On the topic of secular stagnation, these two concepts CAN coexist, but we need to adjust our concept of capital, labor, and employment. I believe we need to start splitting out and tracking ‘human-equivalent’ AI units (HEU). Assume we are able to do this, and build out the dataset. In this case, it would be easy to see how these two concepts can coexist. If HEU are only measured for productivity purposes on the output side, then productivity will soar. If, on the other hand, we record HEU hours worked, productivity will probably decline, but that won’t matter, because we will have the equivalent of a huge global population increase. So we could end up seeing the labor slice of the human employable population in a ‘secular stagnation’ situation, while the output/productivity gains of automation would go to the owners of capital, as has been the case in recent history. ‘Using’ some of the output gains produced by automation to benefit the less well off or unemployed will not be an easy task.
“A recent study by Accenture, for instance, suggests that the implementation of AI, broadly defined, could lift annual GDP growth in the US by two points (to 4.6 percent). A growth rate like that would make it easy to deal with the cost of things like Social Security and Medicare and the rising price of health care. It would lead to broader wage growth.

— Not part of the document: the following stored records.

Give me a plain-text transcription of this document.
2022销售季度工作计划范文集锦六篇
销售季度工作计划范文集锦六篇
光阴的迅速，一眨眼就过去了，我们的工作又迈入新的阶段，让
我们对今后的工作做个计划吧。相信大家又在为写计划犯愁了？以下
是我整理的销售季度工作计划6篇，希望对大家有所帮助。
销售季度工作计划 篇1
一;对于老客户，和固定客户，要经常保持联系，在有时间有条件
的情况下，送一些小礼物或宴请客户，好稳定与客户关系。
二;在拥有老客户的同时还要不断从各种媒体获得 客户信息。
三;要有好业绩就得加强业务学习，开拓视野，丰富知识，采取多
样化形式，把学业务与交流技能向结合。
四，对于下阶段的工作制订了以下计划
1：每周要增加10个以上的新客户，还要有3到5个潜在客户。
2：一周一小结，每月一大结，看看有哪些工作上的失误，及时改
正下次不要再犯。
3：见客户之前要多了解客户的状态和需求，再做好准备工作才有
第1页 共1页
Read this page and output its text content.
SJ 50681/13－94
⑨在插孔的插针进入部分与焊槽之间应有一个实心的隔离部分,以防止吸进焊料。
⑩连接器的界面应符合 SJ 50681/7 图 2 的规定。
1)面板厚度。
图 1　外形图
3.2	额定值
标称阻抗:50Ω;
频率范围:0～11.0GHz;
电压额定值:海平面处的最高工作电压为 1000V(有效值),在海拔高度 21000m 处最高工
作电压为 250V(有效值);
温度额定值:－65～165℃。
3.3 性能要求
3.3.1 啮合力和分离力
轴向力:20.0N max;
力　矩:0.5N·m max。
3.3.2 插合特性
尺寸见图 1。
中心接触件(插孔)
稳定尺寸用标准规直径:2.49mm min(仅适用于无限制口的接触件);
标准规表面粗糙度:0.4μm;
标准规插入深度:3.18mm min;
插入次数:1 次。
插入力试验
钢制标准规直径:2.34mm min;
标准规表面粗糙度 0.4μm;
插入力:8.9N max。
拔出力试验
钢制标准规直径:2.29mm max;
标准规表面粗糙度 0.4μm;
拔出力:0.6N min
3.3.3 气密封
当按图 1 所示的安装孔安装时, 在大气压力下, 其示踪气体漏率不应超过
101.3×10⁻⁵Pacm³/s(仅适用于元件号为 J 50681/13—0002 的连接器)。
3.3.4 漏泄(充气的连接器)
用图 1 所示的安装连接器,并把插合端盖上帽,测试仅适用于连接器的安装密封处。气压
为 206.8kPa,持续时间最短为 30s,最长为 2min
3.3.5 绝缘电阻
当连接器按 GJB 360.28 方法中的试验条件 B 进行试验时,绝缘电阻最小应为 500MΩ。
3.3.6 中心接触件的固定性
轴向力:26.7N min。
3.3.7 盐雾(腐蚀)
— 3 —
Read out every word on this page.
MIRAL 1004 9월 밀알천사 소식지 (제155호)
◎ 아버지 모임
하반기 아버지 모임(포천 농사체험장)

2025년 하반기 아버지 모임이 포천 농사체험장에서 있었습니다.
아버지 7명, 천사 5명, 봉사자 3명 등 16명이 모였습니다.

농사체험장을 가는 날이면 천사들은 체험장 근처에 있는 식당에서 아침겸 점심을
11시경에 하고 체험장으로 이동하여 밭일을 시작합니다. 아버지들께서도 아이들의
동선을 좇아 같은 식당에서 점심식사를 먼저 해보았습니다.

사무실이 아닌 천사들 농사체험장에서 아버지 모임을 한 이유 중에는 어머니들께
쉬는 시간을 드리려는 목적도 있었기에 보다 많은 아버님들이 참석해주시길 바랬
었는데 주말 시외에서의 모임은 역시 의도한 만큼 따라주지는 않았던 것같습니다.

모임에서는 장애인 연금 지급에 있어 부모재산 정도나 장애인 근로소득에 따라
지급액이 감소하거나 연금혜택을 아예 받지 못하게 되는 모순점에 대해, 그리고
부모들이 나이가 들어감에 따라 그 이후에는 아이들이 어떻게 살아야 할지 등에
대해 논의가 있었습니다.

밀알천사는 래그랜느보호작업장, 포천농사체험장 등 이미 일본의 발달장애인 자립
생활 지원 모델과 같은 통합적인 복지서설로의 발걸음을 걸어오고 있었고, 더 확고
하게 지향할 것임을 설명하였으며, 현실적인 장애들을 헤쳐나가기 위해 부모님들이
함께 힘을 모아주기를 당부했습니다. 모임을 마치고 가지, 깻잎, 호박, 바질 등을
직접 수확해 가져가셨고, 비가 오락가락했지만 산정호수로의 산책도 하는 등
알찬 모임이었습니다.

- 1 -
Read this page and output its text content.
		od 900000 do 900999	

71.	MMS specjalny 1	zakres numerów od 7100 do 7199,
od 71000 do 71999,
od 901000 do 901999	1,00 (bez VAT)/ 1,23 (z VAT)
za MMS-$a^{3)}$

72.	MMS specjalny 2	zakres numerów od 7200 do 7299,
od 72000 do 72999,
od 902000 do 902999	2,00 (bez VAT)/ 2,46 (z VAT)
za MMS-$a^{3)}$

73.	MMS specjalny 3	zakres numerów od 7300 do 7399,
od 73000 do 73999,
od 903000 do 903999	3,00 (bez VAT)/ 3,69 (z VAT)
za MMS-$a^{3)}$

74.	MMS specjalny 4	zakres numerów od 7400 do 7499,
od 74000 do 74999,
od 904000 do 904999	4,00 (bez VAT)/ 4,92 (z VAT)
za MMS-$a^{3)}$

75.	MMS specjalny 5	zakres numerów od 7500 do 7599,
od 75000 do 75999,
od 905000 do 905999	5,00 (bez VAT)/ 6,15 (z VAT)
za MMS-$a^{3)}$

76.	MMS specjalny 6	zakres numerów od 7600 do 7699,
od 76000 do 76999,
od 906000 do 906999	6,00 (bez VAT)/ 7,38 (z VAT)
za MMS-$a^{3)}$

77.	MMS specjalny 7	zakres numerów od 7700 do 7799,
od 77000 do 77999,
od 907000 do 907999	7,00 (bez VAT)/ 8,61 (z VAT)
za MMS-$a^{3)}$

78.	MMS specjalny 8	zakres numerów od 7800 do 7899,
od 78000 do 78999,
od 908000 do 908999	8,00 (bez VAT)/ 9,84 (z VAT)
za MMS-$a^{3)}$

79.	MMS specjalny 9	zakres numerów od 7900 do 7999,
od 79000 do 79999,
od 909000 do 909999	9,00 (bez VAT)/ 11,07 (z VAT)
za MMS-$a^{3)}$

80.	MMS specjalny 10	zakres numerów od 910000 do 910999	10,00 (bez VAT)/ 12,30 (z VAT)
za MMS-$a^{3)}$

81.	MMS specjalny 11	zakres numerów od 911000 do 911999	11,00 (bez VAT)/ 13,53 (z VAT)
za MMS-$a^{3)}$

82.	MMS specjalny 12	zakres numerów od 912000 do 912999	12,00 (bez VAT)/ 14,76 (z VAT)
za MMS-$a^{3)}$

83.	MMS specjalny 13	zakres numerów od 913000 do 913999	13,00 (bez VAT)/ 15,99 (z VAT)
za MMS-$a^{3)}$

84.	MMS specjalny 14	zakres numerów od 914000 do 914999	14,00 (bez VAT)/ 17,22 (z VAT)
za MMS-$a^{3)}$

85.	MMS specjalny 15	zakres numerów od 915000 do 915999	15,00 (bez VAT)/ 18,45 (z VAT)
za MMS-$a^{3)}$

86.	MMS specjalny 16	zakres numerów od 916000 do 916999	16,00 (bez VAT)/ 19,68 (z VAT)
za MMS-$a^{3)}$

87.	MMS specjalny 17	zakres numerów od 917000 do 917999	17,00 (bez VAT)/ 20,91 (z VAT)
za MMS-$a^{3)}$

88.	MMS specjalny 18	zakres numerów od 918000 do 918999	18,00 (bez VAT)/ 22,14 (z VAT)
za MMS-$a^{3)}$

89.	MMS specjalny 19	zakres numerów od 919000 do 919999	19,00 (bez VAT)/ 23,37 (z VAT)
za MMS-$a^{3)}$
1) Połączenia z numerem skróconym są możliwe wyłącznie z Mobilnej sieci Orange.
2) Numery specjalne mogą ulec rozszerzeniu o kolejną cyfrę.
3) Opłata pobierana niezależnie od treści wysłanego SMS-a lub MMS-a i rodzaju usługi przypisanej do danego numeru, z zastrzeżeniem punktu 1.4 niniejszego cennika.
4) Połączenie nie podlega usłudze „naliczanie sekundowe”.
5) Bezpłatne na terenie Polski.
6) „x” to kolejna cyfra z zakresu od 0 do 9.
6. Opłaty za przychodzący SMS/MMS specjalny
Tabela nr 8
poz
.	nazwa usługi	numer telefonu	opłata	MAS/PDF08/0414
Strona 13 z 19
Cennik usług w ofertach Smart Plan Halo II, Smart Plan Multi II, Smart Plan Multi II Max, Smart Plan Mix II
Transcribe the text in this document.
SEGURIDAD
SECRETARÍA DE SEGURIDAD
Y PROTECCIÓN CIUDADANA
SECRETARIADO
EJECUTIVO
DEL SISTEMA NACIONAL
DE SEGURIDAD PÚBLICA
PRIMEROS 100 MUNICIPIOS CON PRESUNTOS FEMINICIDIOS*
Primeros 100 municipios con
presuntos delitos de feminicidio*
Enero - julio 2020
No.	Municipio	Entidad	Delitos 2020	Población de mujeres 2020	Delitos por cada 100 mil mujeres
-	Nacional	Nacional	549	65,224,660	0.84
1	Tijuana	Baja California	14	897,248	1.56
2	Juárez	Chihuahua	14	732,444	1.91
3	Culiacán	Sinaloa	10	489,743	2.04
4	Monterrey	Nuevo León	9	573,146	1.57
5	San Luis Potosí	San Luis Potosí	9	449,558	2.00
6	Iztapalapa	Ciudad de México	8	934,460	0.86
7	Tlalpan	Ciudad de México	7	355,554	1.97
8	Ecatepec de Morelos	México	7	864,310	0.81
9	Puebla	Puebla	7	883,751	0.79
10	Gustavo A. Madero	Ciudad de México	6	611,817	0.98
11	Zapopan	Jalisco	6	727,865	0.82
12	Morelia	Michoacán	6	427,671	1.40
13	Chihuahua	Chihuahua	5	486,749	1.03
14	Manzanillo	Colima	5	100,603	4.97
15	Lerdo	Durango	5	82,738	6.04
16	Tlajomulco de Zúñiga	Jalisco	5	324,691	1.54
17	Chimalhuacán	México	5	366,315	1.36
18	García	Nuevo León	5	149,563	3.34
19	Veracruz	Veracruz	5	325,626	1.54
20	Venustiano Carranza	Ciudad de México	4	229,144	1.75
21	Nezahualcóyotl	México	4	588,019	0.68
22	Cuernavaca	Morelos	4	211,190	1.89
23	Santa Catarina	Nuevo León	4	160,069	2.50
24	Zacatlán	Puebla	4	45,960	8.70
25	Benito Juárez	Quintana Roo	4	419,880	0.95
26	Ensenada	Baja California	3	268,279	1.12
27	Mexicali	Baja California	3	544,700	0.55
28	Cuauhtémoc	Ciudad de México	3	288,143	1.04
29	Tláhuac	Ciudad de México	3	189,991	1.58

And while it would complicate the issue of how to divide the economic pie, it’s always easier to divide a growing pie than a shrinking one.”
“The irony of our anxiety about automation is that if the predictions about a robot-dominated future were to come true, a lot of our other economic concerns would vanish.”
“A growth rate like that would make it easy to deal with the cost of things like Social Security and Medicare and the rising price of health care.”
Same issue discussed previously – aggregate growth is nowhere near evenly distributed. Social security is assessed on ordinary income, which the very rich have very little of. Losses on the part of the displaced will start at the most vulnerable slice of the population, and progress towards those more secure.
We are in the very early stages of the current AI/automation boom, which will likely continue for decades to come. Make no mistake, there will be significant challenges to address as these technologies are more widely deployed, and there are good reasons to believe this will be different from previous periods of technology-driven change. It’s easy to say ‘these things always work themselves out’, and while this is true, it’s because people anticipate problems and figure out how to do something about them. We are in such a period today, and convincing ourselves that there will not be painful adjustments to be made in the years to come will only make the problems more difficult to address.